A model is a concept of reality or a depiction of a real condition. In other terms, a model presents a rationalized version of something. It may be as simple as a drawing of house plans, or as complex as a miniature. Mathematical modeling is applied to perform the experimental phenomenon into a mathematical description.
This book presents state of the art reviews and original results obtained in different fields of modern science with the use of mathematical simulation methods. In recent years, there has been great growth in the use of networks (systems), such as communication networks and computer networks, in human life. The networks are a set of nodes that are connected by a set of links to exchange data through the links, where some particular nodes in the network are called terminals. In this book, we investigate the reliability and stochastic properties of an n-component network under the assumption that the components of the network fail according to a counting process called a geometric counting process (GCP). Prey–predator dynamic is an essential tool in mathematical ecology, specifically for our understanding of interacting populations in the natural environment. This relationship will continue to be one of the dominant themes in both ecology and mathematical ecology due to its universal existence and importance. These problems may appear to be mathematically simple at first sight.

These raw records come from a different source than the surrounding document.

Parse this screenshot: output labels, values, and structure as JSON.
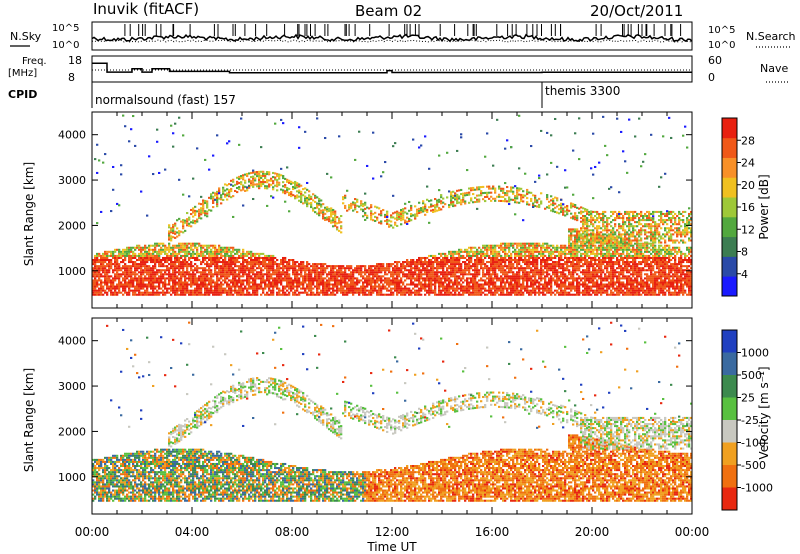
{
  "header": {
    "station": "Inuvik (fitACF)",
    "beam": "Beam 02",
    "date": "20/Oct/2011"
  },
  "noise_panel": {
    "left_label": "N.Sky",
    "right_label": "N.Search",
    "left_ticks": [
      "10^5",
      "10^0"
    ],
    "right_ticks": [
      "10^5",
      "10^0"
    ]
  },
  "freq_panel": {
    "left_label_1": "Freq.",
    "left_label_2": "[MHz]",
    "left_ticks": [
      "18",
      "8"
    ],
    "right_ticks": [
      "60",
      "0"
    ],
    "right_label": "Nave"
  },
  "cpid_panel": {
    "label": "CPID",
    "programs": [
      {
        "name": "normalsound (fast) 157",
        "start_hour": 0
      },
      {
        "name": "themis 3300",
        "start_hour": 18
      }
    ]
  },
  "chart_data": [
    {
      "type": "heatmap",
      "name": "Power",
      "ylabel": "Slant Range [km]",
      "ylim": [
        180,
        4500
      ],
      "yticks": [
        "1000",
        "2000",
        "3000",
        "4000"
      ],
      "xlim": [
        "00:00",
        "24:00"
      ],
      "xticks": [],
      "colorbar": {
        "label": "Power [dB]",
        "tick_labels": [
          "4",
          "8",
          "12",
          "16",
          "20",
          "24",
          "28"
        ],
        "colors": [
          "#1a1aff",
          "#2a4aa8",
          "#3c7d52",
          "#52a83e",
          "#9ec838",
          "#f0c020",
          "#f89028",
          "#f05818",
          "#e82010"
        ]
      }
    },
    {
      "type": "heatmap",
      "name": "Velocity",
      "ylabel": "Slant Range [km]",
      "ylim": [
        180,
        4500
      ],
      "yticks": [
        "1000",
        "2000",
        "3000",
        "4000"
      ],
      "xlim": [
        "00:00",
        "24:00"
      ],
      "xticks": [
        "00:00",
        "04:00",
        "08:00",
        "12:00",
        "16:00",
        "20:00",
        "00:00"
      ],
      "xlabel": "Time UT",
      "colorbar": {
        "label": "Velocity [m s⁻¹]",
        "tick_labels": [
          "1000",
          "500",
          "25",
          "-25",
          "-100",
          "-500",
          "-1000"
        ],
        "colors": [
          "#2040c0",
          "#3a6aa0",
          "#3c8a4e",
          "#58c040",
          "#c8c8c0",
          "#f0a020",
          "#f07010",
          "#e82810"
        ]
      }
    }
  ]
}
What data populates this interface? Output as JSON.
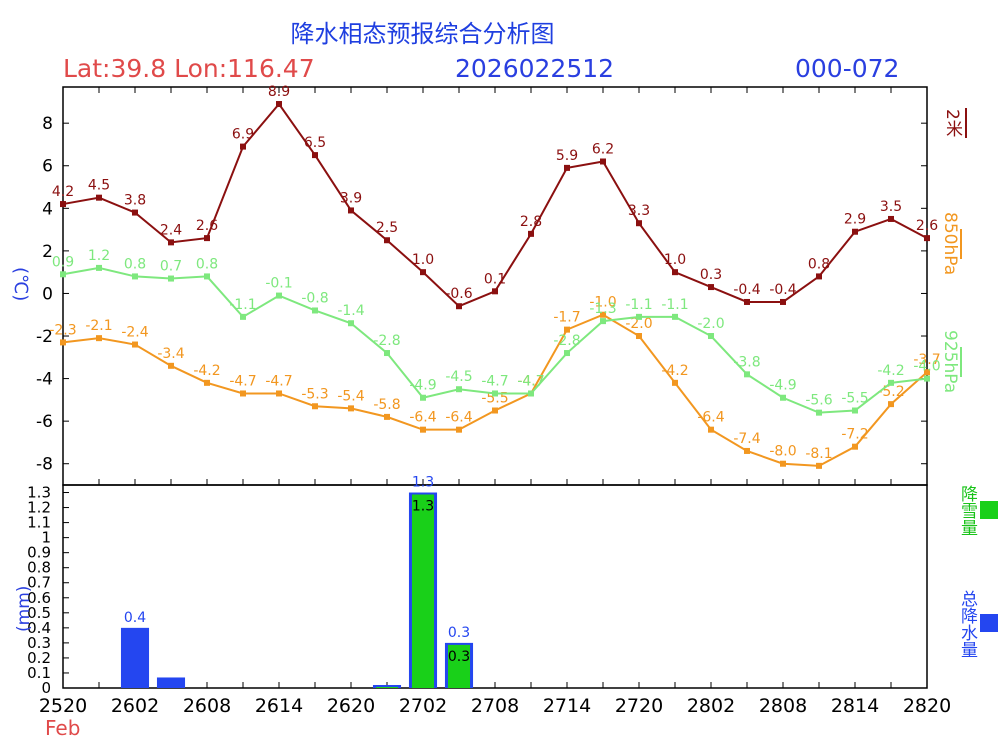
{
  "header": {
    "title": "降水相态预报综合分析图",
    "latlon": "Lat:39.8  Lon:116.47",
    "date": "2026022512",
    "range": "000-072"
  },
  "axes": {
    "temp_unit": "(℃)",
    "precip_unit": "(mm)",
    "month": "Feb"
  },
  "legend": {
    "t2m": "2米",
    "t850": "850hPa",
    "t925": "925hPa",
    "snow": "降雪量",
    "total": "总降水量"
  },
  "colors": {
    "t2m": "#8b1010",
    "t850": "#f29720",
    "t925": "#7ee87e",
    "snow": "#19d019",
    "total": "#2446f0"
  },
  "chart_data": [
    {
      "type": "line",
      "ylabel": "(℃)",
      "ylim": [
        -9,
        9.7
      ],
      "yticks": [
        -8,
        -6,
        -4,
        -2,
        0,
        2,
        4,
        6,
        8
      ],
      "x": [
        "2520",
        "2523",
        "2602",
        "2605",
        "2608",
        "2611",
        "2614",
        "2617",
        "2620",
        "2623",
        "2702",
        "2705",
        "2708",
        "2711",
        "2714",
        "2717",
        "2720",
        "2723",
        "2802",
        "2805",
        "2808",
        "2811",
        "2814",
        "2817",
        "2820"
      ],
      "series": [
        {
          "name": "2米",
          "key": "t2m",
          "values": [
            4.2,
            4.5,
            3.8,
            2.4,
            2.6,
            6.9,
            8.9,
            6.5,
            3.9,
            2.5,
            1.0,
            -0.6,
            0.1,
            2.8,
            5.9,
            6.2,
            3.3,
            1.0,
            0.3,
            -0.4,
            -0.4,
            0.8,
            2.9,
            3.5,
            2.6
          ]
        },
        {
          "name": "850hPa",
          "key": "t850",
          "values": [
            -2.3,
            -2.1,
            -2.4,
            -3.4,
            -4.2,
            -4.7,
            -4.7,
            -5.3,
            -5.4,
            -5.8,
            -6.4,
            -6.4,
            -5.5,
            -4.7,
            -1.7,
            -1.0,
            -2.0,
            -4.2,
            -6.4,
            -7.4,
            -8.0,
            -8.1,
            -7.2,
            -5.2,
            -3.7
          ]
        },
        {
          "name": "925hPa",
          "key": "t925",
          "values": [
            0.9,
            1.2,
            0.8,
            0.7,
            0.8,
            -1.1,
            -0.1,
            -0.8,
            -1.4,
            -2.8,
            -4.9,
            -4.5,
            -4.7,
            -4.7,
            -2.8,
            -1.3,
            -1.1,
            -1.1,
            -2.0,
            -3.8,
            -4.9,
            -5.6,
            -5.5,
            -4.2,
            -4.0
          ]
        }
      ]
    },
    {
      "type": "bar",
      "ylabel": "(mm)",
      "ylim": [
        0,
        1.35
      ],
      "yticks": [
        0,
        0.1,
        0.2,
        0.3,
        0.4,
        0.5,
        0.6,
        0.7,
        0.8,
        0.9,
        1,
        1.1,
        1.2,
        1.3
      ],
      "xticks": [
        "2520",
        "2602",
        "2608",
        "2614",
        "2620",
        "2702",
        "2708",
        "2714",
        "2720",
        "2802",
        "2808",
        "2814",
        "2820"
      ],
      "series": [
        {
          "name": "总降水量",
          "key": "total",
          "values": [
            0,
            0,
            0.4,
            0.07,
            0,
            0,
            0,
            0,
            0,
            0.02,
            1.3,
            0.3,
            0,
            0,
            0,
            0,
            0,
            0,
            0,
            0,
            0,
            0,
            0,
            0,
            0
          ],
          "labels": {
            "2": "0.4",
            "10": "1.3",
            "11": "0.3"
          }
        },
        {
          "name": "降雪量",
          "key": "snow",
          "values": [
            0,
            0,
            0,
            0,
            0,
            0,
            0,
            0,
            0,
            0.02,
            1.3,
            0.3,
            0,
            0,
            0,
            0,
            0,
            0,
            0,
            0,
            0,
            0,
            0,
            0,
            0
          ],
          "labels": {
            "10": "1.3",
            "11": "0.3"
          }
        }
      ]
    }
  ]
}
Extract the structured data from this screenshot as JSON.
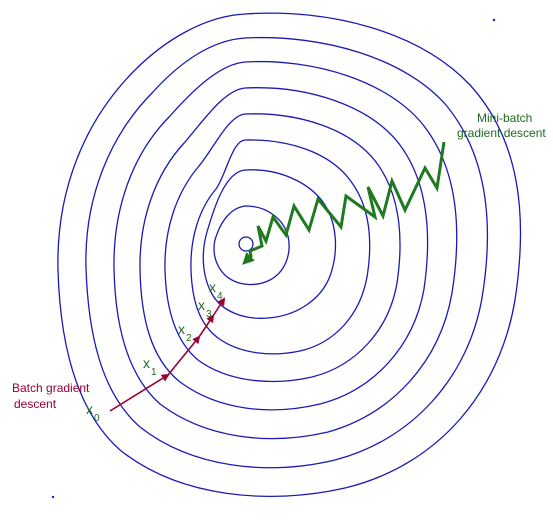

Moreover, although much progress has been made to the prey-predator theory in the last 40 years, many long-standing mathematical and ecological problems remain open, such as modeling transient dynamics, environmental variability, complex ecological networks, and biodiversity extrapolation techniques. In many situations, a decision-maker needs to make a decision but does not know which decision is the best one. For example, an investor may not know the future performance of companies in the stock market and is uncertain about which stock is the best. A patient does not have knowledge about the most cost-effective treatment for health concern. Facing a lack of information, the decision-maker often looks for advice from investment consultants or doctors, who are experts and are better informed. A mathematical model involving a decision-maker and an expert is investigated. Through analyzing the model, we obtain several results on the expert’s information acquisition and disclosure strategy. When withholding information is costly to the expert, in equilibrium, an expert with a higher withholding cost acquires less information but discloses more acquired information. We also examine which expert is optimal to the decision-maker among a group of experts with different costs of withholding information. In this book, we also propose a new method to calculate water flow and xylem water potential distribution in hydraulic architectures (such as root systems) of any complexity. It is based on the extension of the water flow equation analytical resolution of Landsberg and Fowkes for single roots. It consists in splitting the root systems into zones of homogeneous or homogeneously changing properties and deriving the xylem potential and water flow under any given boundary conditions (plant transpiration or collar potential, and potential at soil-root interfaces) without assuming a uniform xylem potential within each zone. The book succeeds with the review of non-Newtonian mathematical models for rheological characteristics of viscoelastic composites; Saint-Venant equations and friction law for modeling self-channeling granular flows; and edge irregular reflexive labeling for the disjoint union of generalized Petersen graph.
It is hoped that this book will serve to students, practitioners, scientists, and engineers as well as for those who are involved in the associated area.